At this point, any progress is amazing progress. Thanks in advance.
You can pass whatever information you need to your DetailViewController by setting up a synthesized property in your DetailViewController, and then passing your data to it inside your if-block.
For example, in your DetailViewController.h you would have the following (without ARC):
#property (retain, nonatomic) NSDictionary *myAwesomeDictionary;
Or, with ARC enabled:
#property (strong, nonatomic) NSDictionary *myAwesomeDictionary;
Then in DetailViewController.m you would have the following:
#synthesize myAwesomeDictionary;
Then you would change your code block to the following:
if([Children count] == 0) {
DetailViewController *dvController = [[DetailViewController alloc] initWithNibName:#"DetailView" bundle:[NSBundle mainBundle]];
[dvController setMyAwesomeDictionary:dictionary];
[self.navigationController pushViewController:dvController animated:YES];
}
This assumes that the NSDictionary called dictionary that you created a few lines above is the data that you'd like to show in your DetailViewController.

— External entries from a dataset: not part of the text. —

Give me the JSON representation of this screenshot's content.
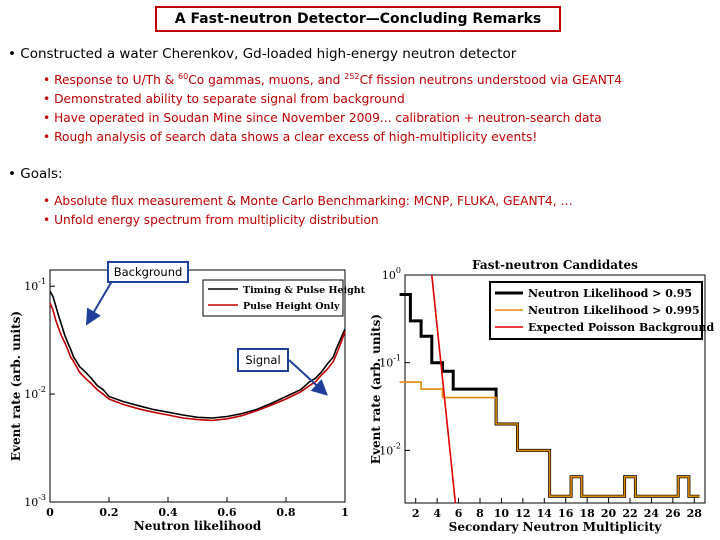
{
  "slide": {
    "title": "A Fast-neutron Detector—Concluding Remarks",
    "bullet1": "Constructed a water Cherenkov, Gd-loaded high-energy neutron detector",
    "sub1": [
      {
        "pre": "Response to U/Th & ",
        "sup1": "60",
        "mid": "Co gammas, muons, and ",
        "sup2": "252",
        "post": "Cf fission neutrons understood via GEANT4"
      },
      {
        "text": "Demonstrated ability to separate signal from background"
      },
      {
        "text": "Have operated in Soudan Mine since November 2009... calibration + neutron-search data"
      },
      {
        "text": "Rough analysis of search data shows a clear excess of high-multiplicity events!"
      }
    ],
    "bullet2": "Goals:",
    "sub2": [
      "Absolute flux measurement & Monte Carlo Benchmarking:  MCNP, FLUKA, GEANT4, …",
      "Unfold energy spectrum from multiplicity distribution"
    ],
    "callout_background": "Background",
    "callout_signal": "Signal",
    "colors": {
      "accent": "#c00000",
      "callout_border": "#1f3f9a"
    }
  },
  "chart_data": [
    {
      "type": "line",
      "title": "",
      "xlabel": "Neutron likelihood",
      "ylabel": "Event rate (arb. units)",
      "xlim": [
        0,
        1
      ],
      "ylim_log10": [
        -3,
        -0.85
      ],
      "yscale": "log",
      "x_ticks": [
        "0",
        "0.2",
        "0.4",
        "0.6",
        "0.8",
        "1"
      ],
      "y_ticks": [
        {
          "base": "10",
          "exp": "-1"
        },
        {
          "base": "10",
          "exp": "-2"
        },
        {
          "base": "10",
          "exp": "-3"
        }
      ],
      "legend": [
        "Timing & Pulse Height",
        "Pulse Height Only"
      ],
      "legend_position": "top-right",
      "series": [
        {
          "name": "Timing & Pulse Height",
          "color": "#000000",
          "x": [
            0.0,
            0.01,
            0.02,
            0.03,
            0.04,
            0.05,
            0.06,
            0.07,
            0.08,
            0.09,
            0.1,
            0.12,
            0.14,
            0.16,
            0.18,
            0.2,
            0.25,
            0.3,
            0.35,
            0.4,
            0.45,
            0.5,
            0.55,
            0.6,
            0.65,
            0.7,
            0.75,
            0.8,
            0.85,
            0.88,
            0.9,
            0.92,
            0.94,
            0.96,
            0.97,
            0.98,
            0.99,
            1.0
          ],
          "y": [
            0.09,
            0.08,
            0.065,
            0.052,
            0.043,
            0.035,
            0.03,
            0.026,
            0.022,
            0.02,
            0.018,
            0.016,
            0.014,
            0.012,
            0.011,
            0.0095,
            0.0085,
            0.0078,
            0.0072,
            0.0068,
            0.0064,
            0.0061,
            0.006,
            0.0062,
            0.0066,
            0.0072,
            0.0082,
            0.0095,
            0.011,
            0.013,
            0.014,
            0.016,
            0.019,
            0.022,
            0.026,
            0.03,
            0.035,
            0.04
          ]
        },
        {
          "name": "Pulse Height Only",
          "color": "#c00000",
          "x": [
            0.0,
            0.01,
            0.02,
            0.03,
            0.04,
            0.05,
            0.06,
            0.07,
            0.08,
            0.09,
            0.1,
            0.12,
            0.14,
            0.16,
            0.18,
            0.2,
            0.25,
            0.3,
            0.35,
            0.4,
            0.45,
            0.5,
            0.55,
            0.6,
            0.65,
            0.7,
            0.75,
            0.8,
            0.85,
            0.88,
            0.9,
            0.92,
            0.94,
            0.96,
            0.97,
            0.98,
            0.99,
            1.0
          ],
          "y": [
            0.07,
            0.06,
            0.048,
            0.04,
            0.034,
            0.03,
            0.026,
            0.022,
            0.02,
            0.018,
            0.016,
            0.014,
            0.0125,
            0.011,
            0.01,
            0.009,
            0.008,
            0.0073,
            0.0068,
            0.0064,
            0.006,
            0.0058,
            0.0057,
            0.0059,
            0.0063,
            0.007,
            0.0079,
            0.009,
            0.0105,
            0.012,
            0.013,
            0.015,
            0.017,
            0.02,
            0.023,
            0.027,
            0.032,
            0.038
          ]
        }
      ]
    },
    {
      "type": "line",
      "title": "Fast-neutron Candidates",
      "xlabel": "Secondary Neutron Multiplicity",
      "ylabel": "Event rate (arb. units)",
      "xlim": [
        1,
        29
      ],
      "ylim_log10": [
        -2.6,
        0
      ],
      "yscale": "log",
      "x_ticks": [
        "2",
        "4",
        "6",
        "8",
        "10",
        "12",
        "14",
        "16",
        "18",
        "20",
        "22",
        "24",
        "26",
        "28"
      ],
      "y_ticks": [
        {
          "base": "10",
          "exp": "0"
        },
        {
          "base": "10",
          "exp": "-1"
        },
        {
          "base": "10",
          "exp": "-2"
        }
      ],
      "legend": [
        "Neutron Likelihood > 0.95",
        "Neutron Likelihood > 0.995",
        "Expected Poisson Background"
      ],
      "legend_position": "top-right",
      "series": [
        {
          "name": "Neutron Likelihood > 0.95",
          "color": "#000000",
          "style": "step",
          "x": [
            1,
            2,
            3,
            4,
            5,
            6,
            7,
            8,
            9,
            10,
            11,
            12,
            13,
            14,
            15,
            16,
            17,
            18,
            19,
            20,
            21,
            22,
            23,
            24,
            25,
            26,
            27,
            28
          ],
          "y": [
            0.6,
            0.3,
            0.2,
            0.1,
            0.08,
            0.05,
            0.05,
            0.05,
            0.05,
            0.02,
            0.02,
            0.01,
            0.01,
            0.01,
            0.003,
            0.003,
            0.005,
            0.003,
            0.003,
            0.003,
            0.003,
            0.005,
            0.003,
            0.003,
            0.003,
            0.003,
            0.005,
            0.003
          ]
        },
        {
          "name": "Neutron Likelihood > 0.995",
          "color": "#e08a00",
          "style": "step",
          "x": [
            1,
            2,
            3,
            4,
            5,
            6,
            7,
            8,
            9,
            10,
            11,
            12,
            13,
            14,
            15,
            16,
            17,
            18,
            19,
            20,
            21,
            22,
            23,
            24,
            25,
            26,
            27,
            28
          ],
          "y": [
            0.06,
            0.06,
            0.05,
            0.05,
            0.04,
            0.04,
            0.04,
            0.04,
            0.04,
            0.02,
            0.02,
            0.01,
            0.01,
            0.01,
            0.003,
            0.003,
            0.005,
            0.003,
            0.003,
            0.003,
            0.003,
            0.005,
            0.003,
            0.003,
            0.003,
            0.003,
            0.005,
            0.003
          ]
        },
        {
          "name": "Expected Poisson Background",
          "color": "#e00000",
          "style": "line",
          "x": [
            3.5,
            5.7
          ],
          "y": [
            1.0,
            0.0025
          ]
        }
      ]
    }
  ]
}
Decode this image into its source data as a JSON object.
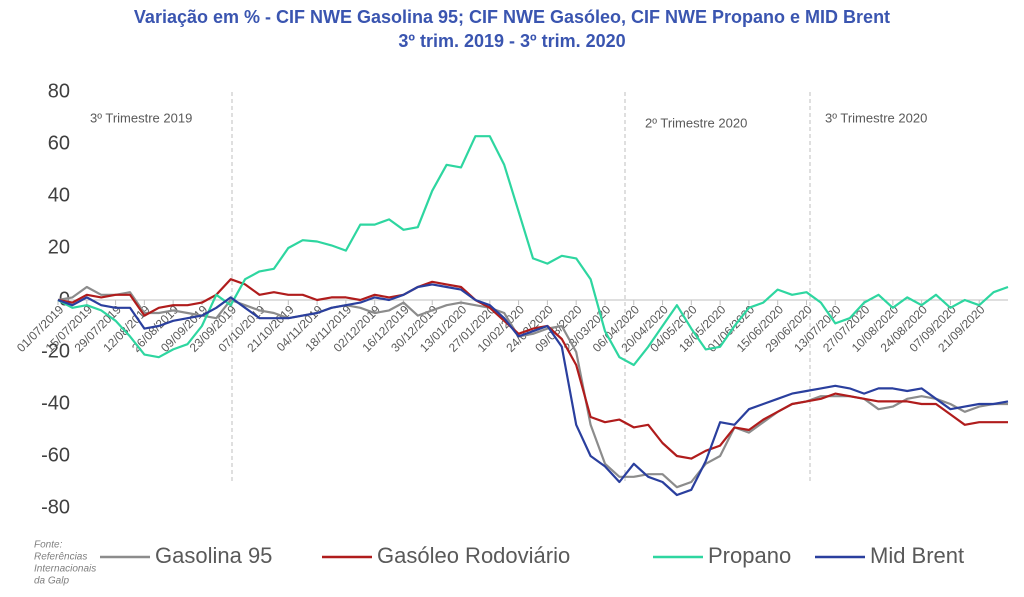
{
  "chart_data": {
    "type": "line",
    "title": "Variação em % - CIF NWE Gasolina 95; CIF NWE Gasóleo, CIF NWE Propano e MID Brent",
    "subtitle": "3º trim. 2019 - 3º trim. 2020",
    "annotations": [
      "3º Trimestre 2019",
      "2º Trimestre 2020",
      "3º Trimestre 2020"
    ],
    "source": [
      "Fonte:",
      "Referências",
      "Internacionais",
      "da Galp"
    ],
    "categories": [
      "01/07/2019",
      null,
      "15/07/2019",
      null,
      "29/07/2019",
      null,
      "12/08/2019",
      null,
      "26/08/2019",
      null,
      "09/09/2019",
      null,
      "23/09/2019",
      null,
      "07/10/2019",
      null,
      "21/10/2019",
      null,
      "04/11/2019",
      null,
      "18/11/2019",
      null,
      "02/12/2019",
      null,
      "16/12/2019",
      null,
      "30/12/2019",
      null,
      "13/01/2020",
      null,
      "27/01/2020",
      null,
      "10/02/2020",
      null,
      "24/02/2020",
      null,
      "09/03/2020",
      null,
      "23/03/2020",
      null,
      "06/04/2020",
      null,
      "20/04/2020",
      null,
      "04/05/2020",
      null,
      "18/05/2020",
      null,
      "01/06/2020",
      null,
      "15/06/2020",
      null,
      "29/06/2020",
      null,
      "13/07/2020",
      null,
      "27/07/2020",
      null,
      "10/08/2020",
      null,
      "24/08/2020",
      null,
      "07/09/2020",
      null,
      "21/09/2020",
      null,
      null
    ],
    "series": [
      {
        "name": "Gasolina 95",
        "color": "#8c8c8c",
        "values": [
          0,
          1,
          5,
          2,
          2,
          3,
          -5,
          -5,
          -4,
          -5,
          -6,
          -7,
          0,
          -2,
          -4,
          -5,
          -7,
          -6,
          -5,
          -3,
          -2,
          -3,
          -5,
          -4,
          -1,
          -6,
          -4,
          -2,
          -1,
          -2,
          -3,
          -5,
          -14,
          -13,
          -11,
          -10,
          -20,
          -48,
          -63,
          -68,
          -68,
          -67,
          -67,
          -72,
          -70,
          -63,
          -60,
          -49,
          -51,
          -47,
          -43,
          -40,
          -39,
          -37,
          -37,
          -37,
          -38,
          -42,
          -41,
          -38,
          -37,
          -38,
          -40,
          -43,
          -41,
          -40,
          -40
        ]
      },
      {
        "name": "Gasóleo Rodoviário",
        "color": "#b01c1c",
        "values": [
          0,
          -1,
          2,
          1,
          2,
          2,
          -6,
          -3,
          -2,
          -2,
          -1,
          2,
          8,
          6,
          2,
          3,
          2,
          2,
          0,
          1,
          1,
          0,
          2,
          1,
          2,
          5,
          7,
          6,
          5,
          0,
          -3,
          -8,
          -13,
          -11,
          -10,
          -15,
          -25,
          -45,
          -47,
          -46,
          -49,
          -48,
          -55,
          -60,
          -61,
          -58,
          -56,
          -49,
          -50,
          -46,
          -43,
          -40,
          -39,
          -38,
          -36,
          -37,
          -38,
          -39,
          -39,
          -39,
          -40,
          -40,
          -44,
          -48,
          -47,
          -47,
          -47
        ]
      },
      {
        "name": "Propano",
        "color": "#2ed6a0",
        "values": [
          0,
          -3,
          -2,
          -4,
          -8,
          -14,
          -21,
          -22,
          -19,
          -17,
          -10,
          2,
          -2,
          8,
          11,
          12,
          20,
          23,
          22.5,
          21,
          19,
          29,
          29,
          31,
          27,
          28,
          42,
          52,
          51,
          63,
          63,
          52,
          34,
          16,
          14,
          17,
          16,
          8,
          -12,
          -22,
          -25,
          -18,
          -10,
          -2,
          -11,
          -19,
          -18,
          -10,
          -3,
          -1,
          4,
          2,
          3,
          -1,
          -9,
          -7,
          -1,
          2,
          -3,
          1,
          -2,
          2,
          -3,
          0,
          -2,
          3,
          5
        ]
      },
      {
        "name": "Mid Brent",
        "color": "#2a3f9e",
        "values": [
          0,
          -2,
          1,
          -2,
          -3,
          -3,
          -11,
          -10,
          -8,
          -7,
          -6,
          -3,
          1,
          -3,
          -7,
          -7,
          -7,
          -6,
          -5,
          -3,
          -2,
          -1,
          1,
          0,
          2,
          5,
          6,
          5,
          4,
          0,
          -2,
          -7,
          -14,
          -12,
          -10,
          -18,
          -48,
          -60,
          -64,
          -70,
          -63,
          -68,
          -70,
          -75,
          -73,
          -62,
          -47,
          -48,
          -42,
          -40,
          -38,
          -36,
          -35,
          -34,
          -33,
          -34,
          -36,
          -34,
          -34,
          -35,
          -34,
          -38,
          -42,
          -41,
          -40,
          -40,
          -39
        ]
      }
    ],
    "ylim": [
      -80,
      80
    ],
    "yticks": [
      -80,
      -60,
      -40,
      -20,
      0,
      20,
      40,
      60,
      80
    ],
    "grid": false,
    "legend": "bottom"
  }
}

Then in your DetailViewController's viewDidLoad: method you can access that dictionary using self.myAwesomeDictionary and do whatever you need to do with it.
Disclaimer:
Two things seem to go against Apple's code style standards in your code:
Your AppDelegate stores your model (your plist). - Apple says that you shouldn't crowd your AppDelegate with global data/logic. In general, only write code that pertains specifically to a class, in that specific class.
You aren't parsing your plist into custom objects. - This makes it hard to code because you constantly have to figure out what your generic Array and Dictionary objects represent, and make your code totally unreadable for other people.
Some of your instance variable names are capitalized. For example, NSArray *Children should be NSArray *children and CurrentLevel should be currentLevel. Only Class names have the first letter capitalized.
Check out http://jlawr3nc3.github.com - specifically my CompanyRecords example code for information on how to make a class and FunWithArrays for how to parse a plist into custom objects. MusicLibraryiOS then delves into how to take a plist, parse it into custom objects, and then display it in a UITableView along with a detail view.
Table View Specifier May do what you need.
Specified Table View is an iOS table view that has its contents specified
via a plist file. Its purpose is largely demonstrative but is also designed
to be used in a live product (useful for credits pages). Can be used with
iOS version 4.2 and above.
A dig through their code will most likely be enlightening.